Mesdames, Messieurs,

La proposition de loi qui nous est soumise apporte des aménagements de nature diverse et de portée variable à la loi du 16 juillet 1984 relative à l'organisation et à la promotion des activités physiques et sportives.

Elle comporte quatre articles qui concernent respectivement les conditions d'homologation des enceintes sportives, l'extension du champ d'application de la peine complémentaire d'interdiction de stade, les conditions d'exercice de la liberté de prestation de services d'éducateur sportif, et l'accès du public à l'information sportive.

On le sait, les lois " portant diverses mesures " constituent un exercice difficile, et l'on s'aperçoit trop souvent, après coup, qu'elles n'ont apporté que des solutions imparfaites, voire un peu improvisées et en tout cas rarement définitives à des problèmes qui n'avaient pas toujours été bien posés. De plus, elles sont inévitablement considérées comme urgentes, le plus souvent examinées en urgence, et l'urgence est, surtout en matière législative, rarement bonne conseillère.

Pour être ponctuelles, les mesures incluses dans la proposition de loi n'en n'abordent pas moins des questions -sécurité des enceintes et des manifestations sportives, libre circulation des éducateurs sportifs au sein de la Communauté européenne, liberté de communication- qui ne peuvent être traitées à la légère.

L'article premier pose, à propos de l'homologation des enceintes sportives, le problème des textes jugés indispensables et adoptés en urgence et qui, plusieurs années après leur adoption, ne sont toujours pas appliqués et déjà remis sur le métier.

L'article 2 qui prévoit, dans la perspective de la Coupe du monde de football, d'étendre le champ d'application de la peine complémentaire d'interdiction de stade, s'inscrit dans un débat sur la politique de prévention et de répression de la violence dans les stades qui, au-delà de son volet répressif, pose aussi le problème de la répartition des responsabilités en matière de prévention entre les pouvoirs publics, les fédérations et les clubs sportifs.

L'article 3, qui encadre l'exercice par des ressortissants européens de prestation de services d'éducateur sportif, soulève le problème plus large de la liberté de circulation des éducateurs sportifs et du maintien du niveau de l'encadrement sportif en France.

L'article 4 remet en question l'équilibre réalisé en 1992, grâce à un travail commun et approfondi des deux chambres du Parlement, entre le droit du public à l'information sportive et ceux des détenteurs des droits d'exploitation des manifestations sportives, et des dispositions législatives qui reprenaient et prolongeaient l'effort de concertation déjà consenti sous l'égide du CSA pour mettre fin à des abus contestables.

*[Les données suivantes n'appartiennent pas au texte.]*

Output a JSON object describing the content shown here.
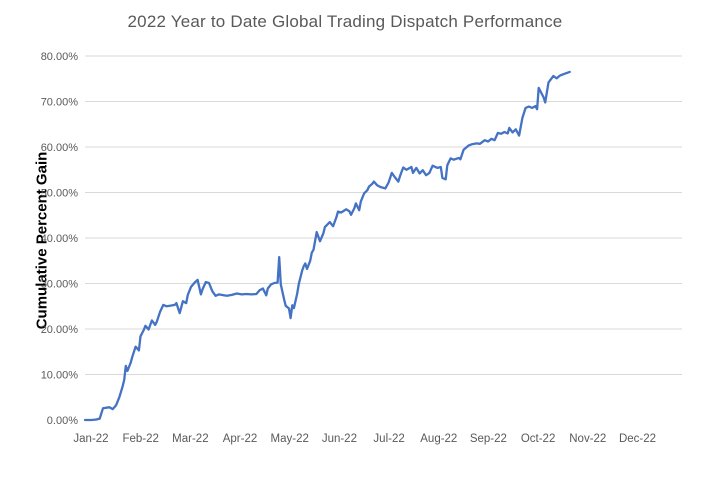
{
  "chart": {
    "title": "2022 Year to Date Global Trading Dispatch Performance",
    "y_axis_title": "Cumulative Percent Gain"
  },
  "chart_data": {
    "type": "line",
    "title": "2022 Year to Date Global Trading Dispatch Performance",
    "xlabel": "",
    "ylabel": "Cumulative Percent Gain",
    "x_unit": "day_of_year_2022",
    "x_tick_labels": [
      "Jan-22",
      "Feb-22",
      "Mar-22",
      "Apr-22",
      "May-22",
      "Jun-22",
      "Jul-22",
      "Aug-22",
      "Sep-22",
      "Oct-22",
      "Nov-22",
      "Dec-22"
    ],
    "y_ticks": [
      0,
      10,
      20,
      30,
      40,
      50,
      60,
      70,
      80
    ],
    "y_tick_labels": [
      "0.00%",
      "10.00%",
      "20.00%",
      "30.00%",
      "40.00%",
      "50.00%",
      "60.00%",
      "70.00%",
      "80.00%"
    ],
    "ylim": [
      0,
      80
    ],
    "grid": true,
    "legend": "none",
    "grid_color": "#D9D9D9",
    "line_color": "#4472C4",
    "series": [
      {
        "name": "Cumulative Percent Gain",
        "points": [
          [
            1,
            0
          ],
          [
            5,
            0
          ],
          [
            8,
            0.1
          ],
          [
            10,
            0.3
          ],
          [
            12,
            2.6
          ],
          [
            14,
            2.7
          ],
          [
            16,
            2.8
          ],
          [
            18,
            2.4
          ],
          [
            20,
            3.2
          ],
          [
            22,
            5.0
          ],
          [
            24,
            7.3
          ],
          [
            25,
            8.8
          ],
          [
            26,
            11.9
          ],
          [
            27,
            10.8
          ],
          [
            29,
            12.6
          ],
          [
            30,
            13.9
          ],
          [
            32,
            16.1
          ],
          [
            34,
            15.3
          ],
          [
            35,
            18.4
          ],
          [
            37,
            19.8
          ],
          [
            38,
            20.7
          ],
          [
            40,
            19.9
          ],
          [
            42,
            21.9
          ],
          [
            44,
            20.9
          ],
          [
            45,
            21.6
          ],
          [
            47,
            23.8
          ],
          [
            49,
            25.3
          ],
          [
            51,
            25.0
          ],
          [
            53,
            25.1
          ],
          [
            56,
            25.3
          ],
          [
            57,
            25.7
          ],
          [
            59,
            23.5
          ],
          [
            61,
            26.1
          ],
          [
            63,
            25.7
          ],
          [
            64,
            27.5
          ],
          [
            66,
            29.3
          ],
          [
            68,
            30.1
          ],
          [
            70,
            30.8
          ],
          [
            72,
            27.6
          ],
          [
            73,
            28.7
          ],
          [
            75,
            30.3
          ],
          [
            77,
            30.1
          ],
          [
            79,
            28.3
          ],
          [
            81,
            27.3
          ],
          [
            83,
            27.6
          ],
          [
            86,
            27.4
          ],
          [
            88,
            27.3
          ],
          [
            91,
            27.5
          ],
          [
            94,
            27.8
          ],
          [
            97,
            27.6
          ],
          [
            100,
            27.7
          ],
          [
            103,
            27.6
          ],
          [
            106,
            27.7
          ],
          [
            108,
            28.5
          ],
          [
            110,
            28.9
          ],
          [
            112,
            27.4
          ],
          [
            113,
            28.9
          ],
          [
            115,
            29.8
          ],
          [
            117,
            30.1
          ],
          [
            119,
            30.2
          ],
          [
            120,
            35.8
          ],
          [
            121,
            29.8
          ],
          [
            123,
            26.5
          ],
          [
            124,
            25.1
          ],
          [
            126,
            24.5
          ],
          [
            127,
            22.4
          ],
          [
            128,
            25.2
          ],
          [
            129,
            24.6
          ],
          [
            131,
            27.8
          ],
          [
            132,
            29.9
          ],
          [
            134,
            32.8
          ],
          [
            135,
            33.8
          ],
          [
            136,
            34.4
          ],
          [
            137,
            33.2
          ],
          [
            139,
            35.0
          ],
          [
            140,
            36.8
          ],
          [
            141,
            37.4
          ],
          [
            143,
            41.3
          ],
          [
            145,
            39.3
          ],
          [
            147,
            41.0
          ],
          [
            148,
            42.4
          ],
          [
            151,
            43.5
          ],
          [
            153,
            42.6
          ],
          [
            155,
            44.5
          ],
          [
            156,
            45.8
          ],
          [
            158,
            45.6
          ],
          [
            161,
            46.3
          ],
          [
            163,
            45.9
          ],
          [
            164,
            45.1
          ],
          [
            166,
            46.5
          ],
          [
            167,
            47.6
          ],
          [
            169,
            46.1
          ],
          [
            170,
            48.0
          ],
          [
            172,
            49.8
          ],
          [
            174,
            50.5
          ],
          [
            175,
            51.3
          ],
          [
            177,
            51.9
          ],
          [
            178,
            52.4
          ],
          [
            180,
            51.6
          ],
          [
            182,
            51.2
          ],
          [
            185,
            50.9
          ],
          [
            187,
            52.2
          ],
          [
            189,
            54.3
          ],
          [
            191,
            53.3
          ],
          [
            193,
            52.4
          ],
          [
            194,
            53.6
          ],
          [
            196,
            55.5
          ],
          [
            198,
            55.0
          ],
          [
            201,
            55.6
          ],
          [
            202,
            54.3
          ],
          [
            204,
            55.4
          ],
          [
            206,
            54.2
          ],
          [
            208,
            54.9
          ],
          [
            210,
            53.8
          ],
          [
            212,
            54.3
          ],
          [
            214,
            55.9
          ],
          [
            217,
            55.4
          ],
          [
            219,
            55.6
          ],
          [
            220,
            53.2
          ],
          [
            222,
            52.9
          ],
          [
            223,
            56.0
          ],
          [
            225,
            57.5
          ],
          [
            227,
            57.2
          ],
          [
            230,
            57.6
          ],
          [
            231,
            57.3
          ],
          [
            233,
            59.4
          ],
          [
            236,
            60.3
          ],
          [
            238,
            60.6
          ],
          [
            241,
            60.8
          ],
          [
            243,
            60.7
          ],
          [
            246,
            61.5
          ],
          [
            248,
            61.2
          ],
          [
            250,
            61.8
          ],
          [
            252,
            61.5
          ],
          [
            254,
            63.1
          ],
          [
            256,
            62.9
          ],
          [
            258,
            63.3
          ],
          [
            260,
            63.0
          ],
          [
            261,
            64.2
          ],
          [
            263,
            63.2
          ],
          [
            265,
            63.9
          ],
          [
            267,
            62.5
          ],
          [
            269,
            66.4
          ],
          [
            271,
            68.6
          ],
          [
            273,
            68.9
          ],
          [
            275,
            68.6
          ],
          [
            277,
            69.0
          ],
          [
            278,
            68.3
          ],
          [
            279,
            73.0
          ],
          [
            282,
            70.9
          ],
          [
            283,
            69.8
          ],
          [
            285,
            74.2
          ],
          [
            288,
            75.6
          ],
          [
            290,
            75.1
          ],
          [
            292,
            75.7
          ],
          [
            295,
            76.1
          ],
          [
            298,
            76.5
          ]
        ]
      }
    ]
  }
}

En dépit de la brièveté des délais dont elle a disposé, votre commission s'est attachée à analyser en profondeur les problèmes auxquels tentent de répondre les mesures proposées et s'est efforcée de leur apporter les solutions qui lui ont paru les plus équilibrées.

La ministre de la jeunesse et des sports a annoncé son intention de déposer dans les prochains mois sur le bureau du Parlement un projet de loi proposant une réforme d'ensemble de la loi de 1984. Ce sera sans doute l'occasion d'une véritable réflexion de fond sur les adaptations nécessaires de la législation française sur le sport.

Il faut donc souhaiter que la proposition de loi qui nous est soumise soit le dernier essai avant transformation.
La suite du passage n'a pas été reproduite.